Rainer Maria Rilke

"Live a while in these books, learn from them what seems to you worth learning, but above all love them. This love will be repaid you a thousand and a thousand times, and however your life may turn,-it will, I am certain of it, run through the fabric of your growth as one of the most important threads among all the threads of your experiences, disappointments, and joys."--Rainer Maia Rilke


Pages

Wednesday, August 22, 2012

Pirates of the Caribbean, Redux

Pirate Latitudes by Michael Crichton

Adult Fiction

Reading the first chapter called to mind the movie Pirates of the Caribbean.  And, it didn't really move much from there.  It is as fun a read as the movie but no better.  The novel is just a rollicking, fun romp, not too heavy on the demands of the reader.  Minus Johnny Depp, who I think we can all agree is really the best part.

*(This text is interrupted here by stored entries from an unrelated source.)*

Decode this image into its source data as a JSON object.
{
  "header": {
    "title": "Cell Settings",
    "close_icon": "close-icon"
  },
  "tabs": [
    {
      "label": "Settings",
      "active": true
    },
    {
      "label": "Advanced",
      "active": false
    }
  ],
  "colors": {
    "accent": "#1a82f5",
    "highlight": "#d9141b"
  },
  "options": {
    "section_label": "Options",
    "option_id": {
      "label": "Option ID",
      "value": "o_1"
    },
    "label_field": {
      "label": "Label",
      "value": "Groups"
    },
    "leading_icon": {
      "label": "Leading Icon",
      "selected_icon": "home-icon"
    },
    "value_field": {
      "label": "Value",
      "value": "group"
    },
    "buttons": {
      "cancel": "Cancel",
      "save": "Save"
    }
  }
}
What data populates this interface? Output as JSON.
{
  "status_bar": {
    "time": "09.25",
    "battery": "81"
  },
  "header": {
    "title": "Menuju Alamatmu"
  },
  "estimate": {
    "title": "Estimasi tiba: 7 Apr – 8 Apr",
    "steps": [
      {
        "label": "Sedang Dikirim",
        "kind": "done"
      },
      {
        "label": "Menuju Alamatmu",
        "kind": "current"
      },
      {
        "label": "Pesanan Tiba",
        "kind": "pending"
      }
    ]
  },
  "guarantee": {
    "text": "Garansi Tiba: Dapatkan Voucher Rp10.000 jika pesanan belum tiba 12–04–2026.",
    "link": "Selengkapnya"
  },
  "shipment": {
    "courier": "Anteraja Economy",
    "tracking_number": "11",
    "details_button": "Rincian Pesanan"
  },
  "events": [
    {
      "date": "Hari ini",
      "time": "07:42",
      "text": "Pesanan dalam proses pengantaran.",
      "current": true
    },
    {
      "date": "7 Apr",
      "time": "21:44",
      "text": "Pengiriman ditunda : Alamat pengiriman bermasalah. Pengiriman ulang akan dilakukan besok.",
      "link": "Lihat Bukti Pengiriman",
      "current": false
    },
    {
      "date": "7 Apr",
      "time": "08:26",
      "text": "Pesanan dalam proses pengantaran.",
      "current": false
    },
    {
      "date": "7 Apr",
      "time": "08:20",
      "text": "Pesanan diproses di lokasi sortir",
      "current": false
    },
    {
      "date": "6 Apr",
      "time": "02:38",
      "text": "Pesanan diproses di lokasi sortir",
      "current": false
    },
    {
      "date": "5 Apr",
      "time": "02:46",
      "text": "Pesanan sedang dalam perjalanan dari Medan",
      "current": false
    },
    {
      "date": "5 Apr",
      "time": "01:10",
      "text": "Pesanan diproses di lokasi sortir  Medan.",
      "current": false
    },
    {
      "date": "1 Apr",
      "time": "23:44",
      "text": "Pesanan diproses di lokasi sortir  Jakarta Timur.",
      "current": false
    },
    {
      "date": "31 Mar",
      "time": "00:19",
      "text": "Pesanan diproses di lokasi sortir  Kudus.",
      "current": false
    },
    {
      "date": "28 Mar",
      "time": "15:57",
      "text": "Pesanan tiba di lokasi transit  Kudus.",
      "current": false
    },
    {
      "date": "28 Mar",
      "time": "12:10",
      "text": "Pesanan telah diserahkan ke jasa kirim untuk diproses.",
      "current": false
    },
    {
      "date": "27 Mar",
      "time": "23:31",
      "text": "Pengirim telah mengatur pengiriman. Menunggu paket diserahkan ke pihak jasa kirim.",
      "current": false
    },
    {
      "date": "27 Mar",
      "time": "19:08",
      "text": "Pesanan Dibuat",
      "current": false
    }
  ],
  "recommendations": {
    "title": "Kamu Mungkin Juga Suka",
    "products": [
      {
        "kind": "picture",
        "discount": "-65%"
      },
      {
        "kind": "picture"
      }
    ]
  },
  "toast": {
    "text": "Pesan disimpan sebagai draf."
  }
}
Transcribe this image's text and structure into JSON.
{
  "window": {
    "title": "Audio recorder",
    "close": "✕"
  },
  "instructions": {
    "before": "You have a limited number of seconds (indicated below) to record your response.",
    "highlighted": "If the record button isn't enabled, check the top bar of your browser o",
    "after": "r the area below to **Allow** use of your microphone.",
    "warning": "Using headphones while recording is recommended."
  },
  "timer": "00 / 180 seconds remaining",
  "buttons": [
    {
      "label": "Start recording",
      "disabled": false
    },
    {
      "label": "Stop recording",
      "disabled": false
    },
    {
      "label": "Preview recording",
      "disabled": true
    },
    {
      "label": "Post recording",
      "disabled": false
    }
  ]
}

And, that's what made it so darned disappointing.  This is just not Crichton's usual style.  Normally, I am hanging off the edge of each page, yearning to find out what happened next.   Not so in this one.

The setting is Jamaica during times of pirates and full of swash-buckling adventure (anyone know what a swash is and how it buckles--just curious).  Captain Edward Hunter, a little too similar to Captain Jack Sparrow without the black humor and oozy sex appeal, thinks he can pull off the perfect heist.  He enlists a crew's worth of misfits and bad guys and, well, pirates, and sets off to rob the most notorious pirate of all time of a prize that is almost unstealable.

This is just a complete beach read--total adventure, no mystery, no thrills, no real meat.  Sigh.  I miss Crichton and his classics.